___________________________________________
Adı Kur’an-ı Kerim’de geçen peygamberlerdendir. Babası o daha doğmadan vefat etmiş, annesi onun doğumu ve çocukluğu sırasında birçok hârikulâde, olağanüstü haller görmüştü. Yunus Aleyhisselam doğup büyüdüğü Ninova’da, emin, yalan söylemeyen, yardım seven bir kişi olarak meşhur oldu. Otuz yaşına geldiğinde Ninova ahâlisine peygamber olarak gönderildi.

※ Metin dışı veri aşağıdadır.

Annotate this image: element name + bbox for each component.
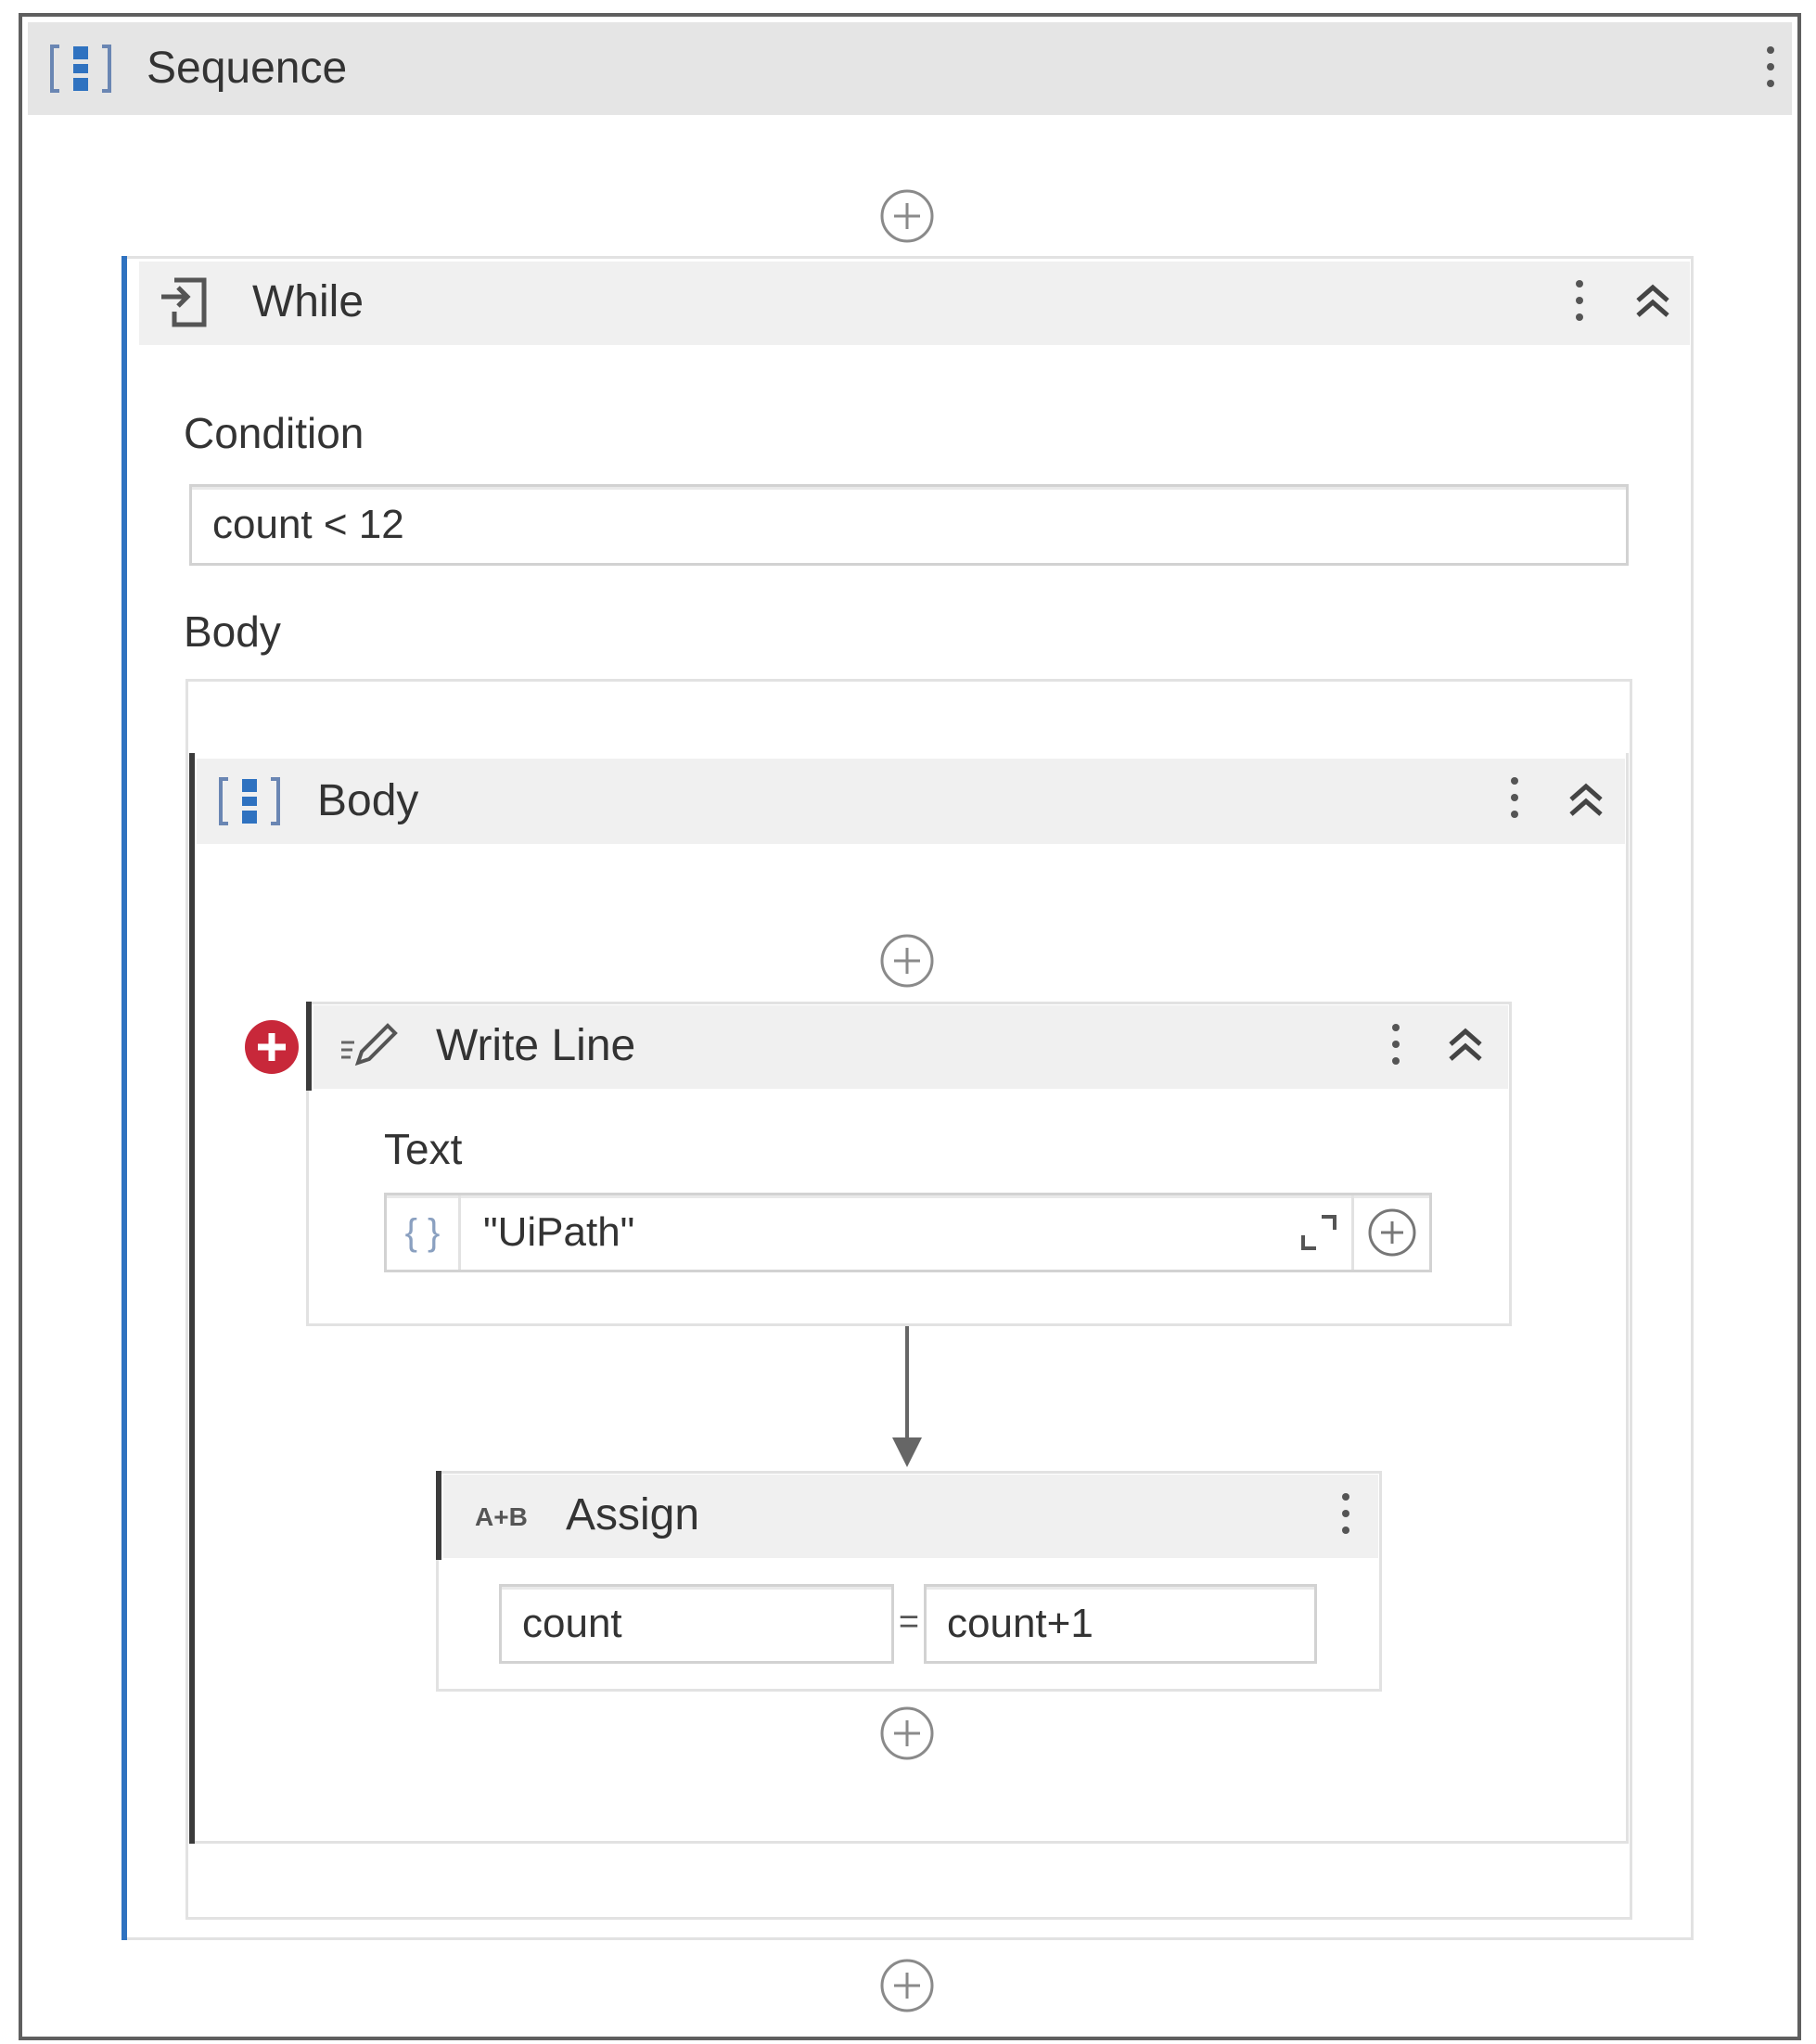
body-more-icon[interactable] (1508, 777, 1521, 827)
collapse-icon[interactable] (1632, 282, 1673, 319)
add-activity-icon[interactable] (878, 932, 936, 990)
body-title: Body (317, 776, 419, 825)
add-activity-icon[interactable] (878, 1957, 936, 2014)
write-line-header[interactable]: Write Line (313, 1005, 1508, 1089)
text-value: "UiPath" (483, 1209, 635, 1255)
write-line-title: Write Line (436, 1021, 636, 1070)
text-input[interactable]: { } "UiPath" (384, 1193, 1432, 1272)
assign-value-input[interactable]: count+1 (924, 1584, 1317, 1664)
write-line-left-bar (306, 1002, 312, 1091)
expression-icon[interactable]: { } (387, 1195, 461, 1270)
assign-more-icon[interactable] (1339, 1493, 1352, 1543)
while-selection-bar (121, 256, 127, 1940)
while-loop-icon (158, 275, 213, 332)
collapse-icon[interactable] (1445, 1026, 1486, 1063)
assign-header[interactable]: A+B Assign (443, 1475, 1378, 1558)
assign-left-bar (436, 1471, 441, 1560)
while-more-icon[interactable] (1573, 280, 1586, 330)
equals-sign: = (898, 1603, 920, 1642)
while-title: While (252, 277, 364, 326)
sequence-icon (217, 773, 282, 829)
write-line-more-icon[interactable] (1389, 1024, 1402, 1074)
while-header[interactable]: While (139, 262, 1690, 345)
body-header[interactable]: Body (197, 759, 1625, 844)
assign-to-input[interactable]: count (499, 1584, 894, 1664)
text-label: Text (384, 1125, 463, 1173)
sequence-title: Sequence (147, 44, 348, 93)
assign-title: Assign (566, 1490, 700, 1539)
sequence-icon (48, 41, 113, 96)
collapse-icon[interactable] (1566, 781, 1606, 818)
add-activity-icon[interactable] (878, 1705, 936, 1762)
expand-icon[interactable] (1286, 1211, 1351, 1254)
add-activity-icon[interactable] (878, 187, 936, 245)
body-left-bar (189, 753, 195, 1844)
condition-input[interactable]: count < 12 (189, 484, 1629, 566)
sequence-more-icon[interactable] (1764, 46, 1777, 96)
add-argument-icon[interactable] (1351, 1195, 1429, 1270)
pencil-icon (338, 1022, 399, 1068)
sequence-header[interactable]: Sequence (28, 22, 1792, 115)
error-icon[interactable] (243, 1018, 301, 1076)
condition-label: Condition (184, 409, 364, 457)
assign-icon: A+B (475, 1502, 528, 1531)
body-label: Body (184, 607, 281, 656)
flow-arrow (887, 1326, 927, 1471)
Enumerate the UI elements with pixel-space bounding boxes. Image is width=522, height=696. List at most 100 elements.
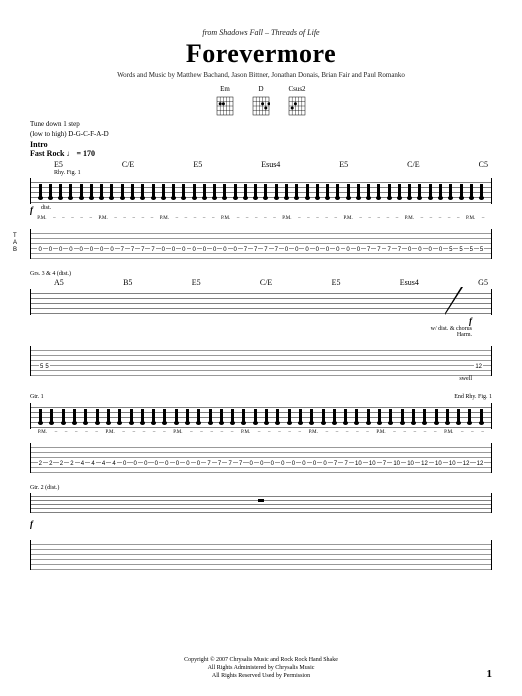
- tab-number: 0: [259, 461, 264, 467]
- tab-number: 0: [284, 247, 289, 253]
- chord-diagram-d: D: [252, 85, 270, 116]
- note-icon: [264, 184, 267, 198]
- note-icon: [182, 184, 185, 198]
- note-icon: [110, 184, 113, 198]
- tab-number: 10: [392, 461, 401, 467]
- chord-grid-icon: [216, 94, 234, 116]
- tab-number: 7: [386, 247, 391, 253]
- note-icon: [468, 409, 471, 423]
- tab-number: 0: [312, 461, 317, 467]
- note-icon: [131, 184, 134, 198]
- system-1: E5 C/E E5 Esus4 E5 C/E C5 Rhy. Fig. 1 f …: [30, 160, 492, 259]
- note-icon: [141, 409, 144, 423]
- chord-row: A5 B5 E5 C/E E5 Esus4 G5: [30, 278, 492, 287]
- note-icon: [121, 184, 124, 198]
- note-icon: [470, 184, 473, 198]
- tab-number: 5: [469, 247, 474, 253]
- tab-number: 0: [325, 247, 330, 253]
- pm-marking: –: [153, 430, 156, 435]
- part-label: Grs. 3 & 4 (dist.): [30, 271, 492, 277]
- pm-marking: –: [255, 216, 258, 221]
- tab-number: 0: [143, 461, 148, 467]
- note-icon: [50, 409, 53, 423]
- note-icon: [367, 184, 370, 198]
- notation-staff: [30, 403, 492, 429]
- pm-marking: –: [288, 430, 291, 435]
- note-icon: [80, 184, 83, 198]
- tab-number: 0: [315, 247, 320, 253]
- chord-diagram-csus2: Csus2: [288, 85, 306, 116]
- note-icon: [333, 409, 336, 423]
- rest-icon: [258, 499, 264, 502]
- tuning-info: Tune down 1 step (low to high) D-G-C-F-A…: [30, 120, 492, 138]
- pm-marking: –: [123, 216, 126, 221]
- palm-mute-row: P.M.–––––P.M.–––––P.M.–––––P.M.–––––P.M.…: [30, 216, 492, 221]
- pm-marking: –: [212, 216, 215, 221]
- tab-number: 0: [58, 247, 63, 253]
- tab-number: 0: [164, 461, 169, 467]
- note-icon: [254, 184, 257, 198]
- note-icon: [152, 409, 155, 423]
- pm-marking: –: [393, 430, 396, 435]
- tab-number: 0: [304, 247, 309, 253]
- pm-marking: –: [258, 430, 261, 435]
- tab-number: 0: [37, 247, 42, 253]
- tab-number: 4: [80, 461, 85, 467]
- pm-marking: –: [461, 430, 464, 435]
- tab-number: 7: [227, 461, 232, 467]
- pm-marking: –: [163, 430, 166, 435]
- tab-number: 7: [217, 461, 222, 467]
- note-icon: [130, 409, 133, 423]
- chord-grid-icon: [288, 94, 306, 116]
- pm-marking: –: [378, 216, 381, 221]
- tab-number: 7: [140, 247, 145, 253]
- pm-marking: P.M.: [173, 430, 182, 435]
- chord-diagrams: Em D: [30, 85, 492, 116]
- note-icon: [480, 184, 483, 198]
- note-icon: [244, 184, 247, 198]
- pm-marking: –: [264, 216, 267, 221]
- note-icon: [429, 184, 432, 198]
- tab-number: 0: [301, 461, 306, 467]
- pm-marking: P.M.: [466, 216, 475, 221]
- pm-marking: –: [424, 430, 427, 435]
- pm-marking: –: [237, 216, 240, 221]
- note-icon: [39, 409, 42, 423]
- pm-marking: P.M.: [344, 216, 353, 221]
- tab-staff: TAB 000000007777000000007777000000007777…: [30, 229, 492, 259]
- tab-number: 0: [122, 461, 127, 467]
- note-icon: [310, 409, 313, 423]
- pm-marking: P.M.: [282, 216, 291, 221]
- note-icon: [118, 409, 121, 423]
- tab-number: 0: [335, 247, 340, 253]
- pm-marking: –: [194, 216, 197, 221]
- pm-marking: P.M.: [444, 430, 453, 435]
- pm-marking: –: [434, 430, 437, 435]
- tab-staff: [30, 540, 492, 570]
- tab-number: 4: [111, 461, 116, 467]
- pm-marking: –: [203, 216, 206, 221]
- pm-marking: –: [325, 216, 328, 221]
- note-icon: [295, 184, 298, 198]
- notation-staff: [30, 493, 492, 513]
- pm-marking: –: [268, 430, 271, 435]
- note-icon: [96, 409, 99, 423]
- pm-marking: –: [326, 430, 329, 435]
- tab-number: 0: [291, 461, 296, 467]
- pm-marking: –: [482, 216, 485, 221]
- tab-number: 0: [196, 461, 201, 467]
- note-icon: [449, 184, 452, 198]
- tab-number: 0: [185, 461, 190, 467]
- tab-number: 7: [397, 247, 402, 253]
- tab-number: 0: [345, 247, 350, 253]
- dynamic-marking: f: [30, 519, 33, 529]
- dynamic-marking: f: [30, 205, 33, 215]
- end-rhy-fig: End Rhy. Fig. 1: [454, 394, 492, 401]
- technique-label: dist.: [41, 205, 51, 215]
- tab-number: 0: [79, 247, 84, 253]
- pm-marking: –: [190, 430, 193, 435]
- pm-marking: –: [176, 216, 179, 221]
- swell-label: swell: [459, 376, 472, 382]
- tab-number: 2: [38, 461, 43, 467]
- note-icon: [388, 184, 391, 198]
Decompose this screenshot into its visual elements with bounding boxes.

Soyu; Yunus bin Matta; Bünyamin bin Yakub, bin İshak, bin İbrahim olmak üzere İbrahim Aleyhisselama dayanmaktadır. Matta, Yunus Aleyhisselamın annesi idi. Peygamberlerden Yunus bin Matta ile İsa bin Meryem Aleyhisselamlar dan başka hiç biri, annesine nisbetle anılmamıştır. Yüce Allah, Kur’an-ı Kerim’inde onu Zünun (balık sahibi) diyerek anar. Ninova’daki İsrailoğulları’na peygamber olarak gönderilmiştir. Ayeti Celile de;
“Şüphesiz Yunus da gönderilmiş (peygamber)lerdendi.”(Saffat:139) buyrulmaktadır.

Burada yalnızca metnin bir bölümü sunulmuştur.